Film review
Directed by Matthew Vaughn
Starring James McAvoy, Michael Fassbender, Jennifer Lawrence, Kevin Bacon, Rose Byrne, Nicholas Hoult, January Jones, Jason Flemyng
Release date June 1 2011

1963. When the power-crazed Sebastian Shaw (Bacon) attempts to bring on a nuclear war between the US and Russia, Charles Xavier (McAvoy), Erik Lehnsherr (Fassbender) and Raven (Lawrence) set up a mutant super-team to stop him…

X-Men was a franchise in trouble. After the widely derided X-Men: The Last Stand and the lumbering origin antics of Wolverine, it was obvious someone needed to inject a new energy into this once-ace series.

That Avengers-worthy task has been handed to Matthew Vaughn – and he’s an inspired choice. After all, his last film was the insanely entertaining Kick-Ass: a movie with a whipcrack pace, crunching action sequences and an ability to simultaneously celebrate and subvert superhero conventions. X-Men: First Class may be a much more traditional superhero movie, but Vaughn and co-writer Jane Goldman carry over the verve and, on occasion, the irreverence (check out that cameo!) of their previous film; it just isn’t quite focused enough to compete with the lean first two X-Men entries.

This is a very different origins tale from Wolverine. Events move at a much faster pace, with less of the self-conscious brooding of Gavin Hood’s film, and the movie deals with the origin story of numerous characters rather than just one. That doesn’t always work in the film’s favour. Vaughn and Goldman cram in so many events, sub-plots and characters during the slightly numbing 132-minute running time that it becomes difficult to keep up or care about what’s going on all of the time. Inevitably several characters end up getting sidelined: January Jones’s mind-reading diamond shapeshifter Emma Frost is sadly absent for much of the final act, while the likes of Banshee and Havok don’t get nearly enough of a look in.

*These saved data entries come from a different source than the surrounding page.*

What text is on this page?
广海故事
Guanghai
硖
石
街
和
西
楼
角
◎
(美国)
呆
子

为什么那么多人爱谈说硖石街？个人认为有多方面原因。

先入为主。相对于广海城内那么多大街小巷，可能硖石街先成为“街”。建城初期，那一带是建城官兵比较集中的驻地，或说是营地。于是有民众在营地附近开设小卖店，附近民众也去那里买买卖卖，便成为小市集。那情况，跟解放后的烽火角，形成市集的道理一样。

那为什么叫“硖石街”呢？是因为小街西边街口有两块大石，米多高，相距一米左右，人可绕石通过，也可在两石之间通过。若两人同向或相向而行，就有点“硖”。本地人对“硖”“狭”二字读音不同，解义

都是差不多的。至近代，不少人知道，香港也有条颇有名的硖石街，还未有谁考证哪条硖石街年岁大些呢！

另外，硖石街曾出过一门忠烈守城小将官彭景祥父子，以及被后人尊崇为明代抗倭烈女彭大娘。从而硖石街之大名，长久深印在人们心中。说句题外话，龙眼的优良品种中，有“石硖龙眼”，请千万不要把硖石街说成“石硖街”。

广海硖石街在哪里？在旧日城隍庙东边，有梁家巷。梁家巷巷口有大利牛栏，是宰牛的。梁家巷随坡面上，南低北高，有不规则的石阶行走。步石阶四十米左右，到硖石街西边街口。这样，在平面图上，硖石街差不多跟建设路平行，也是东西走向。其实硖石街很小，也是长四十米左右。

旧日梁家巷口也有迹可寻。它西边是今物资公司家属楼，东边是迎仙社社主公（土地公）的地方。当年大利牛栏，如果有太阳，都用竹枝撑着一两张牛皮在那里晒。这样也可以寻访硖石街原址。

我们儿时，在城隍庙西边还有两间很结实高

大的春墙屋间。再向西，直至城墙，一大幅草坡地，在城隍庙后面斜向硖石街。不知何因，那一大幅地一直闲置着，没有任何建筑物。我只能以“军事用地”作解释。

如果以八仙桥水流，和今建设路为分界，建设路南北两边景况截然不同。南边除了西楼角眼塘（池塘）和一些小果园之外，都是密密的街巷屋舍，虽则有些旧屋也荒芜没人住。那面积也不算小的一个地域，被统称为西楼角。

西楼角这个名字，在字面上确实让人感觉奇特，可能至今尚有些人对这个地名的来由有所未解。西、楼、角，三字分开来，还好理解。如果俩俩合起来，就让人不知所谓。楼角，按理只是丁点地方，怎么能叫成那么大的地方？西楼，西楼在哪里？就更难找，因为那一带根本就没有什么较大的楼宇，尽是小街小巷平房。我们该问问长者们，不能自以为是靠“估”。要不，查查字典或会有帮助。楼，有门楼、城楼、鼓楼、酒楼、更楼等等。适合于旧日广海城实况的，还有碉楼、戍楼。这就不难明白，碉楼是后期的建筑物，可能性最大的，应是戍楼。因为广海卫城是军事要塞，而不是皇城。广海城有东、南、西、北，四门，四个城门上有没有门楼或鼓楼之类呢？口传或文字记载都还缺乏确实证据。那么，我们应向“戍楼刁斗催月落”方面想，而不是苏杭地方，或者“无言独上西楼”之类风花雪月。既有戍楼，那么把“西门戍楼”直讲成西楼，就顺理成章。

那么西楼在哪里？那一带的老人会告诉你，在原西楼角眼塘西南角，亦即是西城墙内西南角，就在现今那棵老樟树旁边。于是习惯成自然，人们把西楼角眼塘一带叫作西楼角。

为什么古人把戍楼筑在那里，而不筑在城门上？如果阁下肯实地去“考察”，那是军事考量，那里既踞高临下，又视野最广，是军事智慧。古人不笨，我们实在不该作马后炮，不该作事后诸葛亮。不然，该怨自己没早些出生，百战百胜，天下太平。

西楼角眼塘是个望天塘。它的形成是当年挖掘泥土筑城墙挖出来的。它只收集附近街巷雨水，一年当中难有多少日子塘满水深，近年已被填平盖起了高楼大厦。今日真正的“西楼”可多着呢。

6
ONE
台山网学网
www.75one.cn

At the same time, the narrative’s central drama – which centres on Shaw’s attempt to bring about a nuclear holocaust by engineering the Cuban Missile Crisis – never feels especially involving. This is partly, perhaps, because we know that both humans and mutants will live to fight another day, but partly because the drama becomes lost in the sheer amount of other things going on the movie. And neither the Cuban Missile Crisis nor the 60s setting are used to particularly clever effect: aside from the occasional pop hit and copious use of Kennedy TV footage, this could have been set at any time.

But really the beating heart of First Class was always going to be the uneasy friendship between Professor Xavier and Magneto (or Erik Lehnsherr, as he is here), and in terms of their evolving relationship – and personal battles – this is often gripping stuff. James McAvoy makes for a charming unlikely hero; somebody who, when he’s not leading mutants into battle, enjoys using facts about genetics to pick up women – though you’re never entirely convinced he’ll morph into Patrick Stewart one day. Michael Fassbender is the real star of First Class though (admittedly, he bags the story’s most interesting role). He brings believable layers of pain, rage and conflicted loyalties to Magneto, someone who faces a constant inner battle between using his powers for the forces of good and using them purely for vengeance (firstly on Shaw; ultimately on the world). The scenes of the two men together, especially one sequence in which Xavier teaches Erik to focus on a comforting memory to help him to blow up a satellite dish (it plays better than it sounds, trust us!) are by turns funny, gripping and tragic.

There are many other pleasures here: the evolution of Beast is amusing (if unlikely); the action sequences, including an exciting, unusual-looking beach-set showdown and a tense assault on a mutant hideaway, look great (the occasional dodgy FX shot aside); and there’s a fun mutants-in-training montage that makes nice use of split screen. Sure, the dialogue is often silly and exposition-filled, but this is a comic book movie after all.

Vaughn’s film is, then, an almost first class superhero adventure that’s hampered by excessive clutter and, eventually, a refusal to credit audiences with much intelligence. After seemingly culminating in the inevitable final battle, the film winds up hammering home who Xavier and Magneto will eventually become – as if it wasn’t obvious enough already! It then closes on a Take That song, which, aside from being a deeply uncool superhero soundtrack choice, is totally at odds with the 60s setting. Matt McAllister

VERDICT: 7/10
A colourful and often gripping prequel: with more focus, less characters and some judicious editing it just might have equalled Bryan Singer’s first two instalments.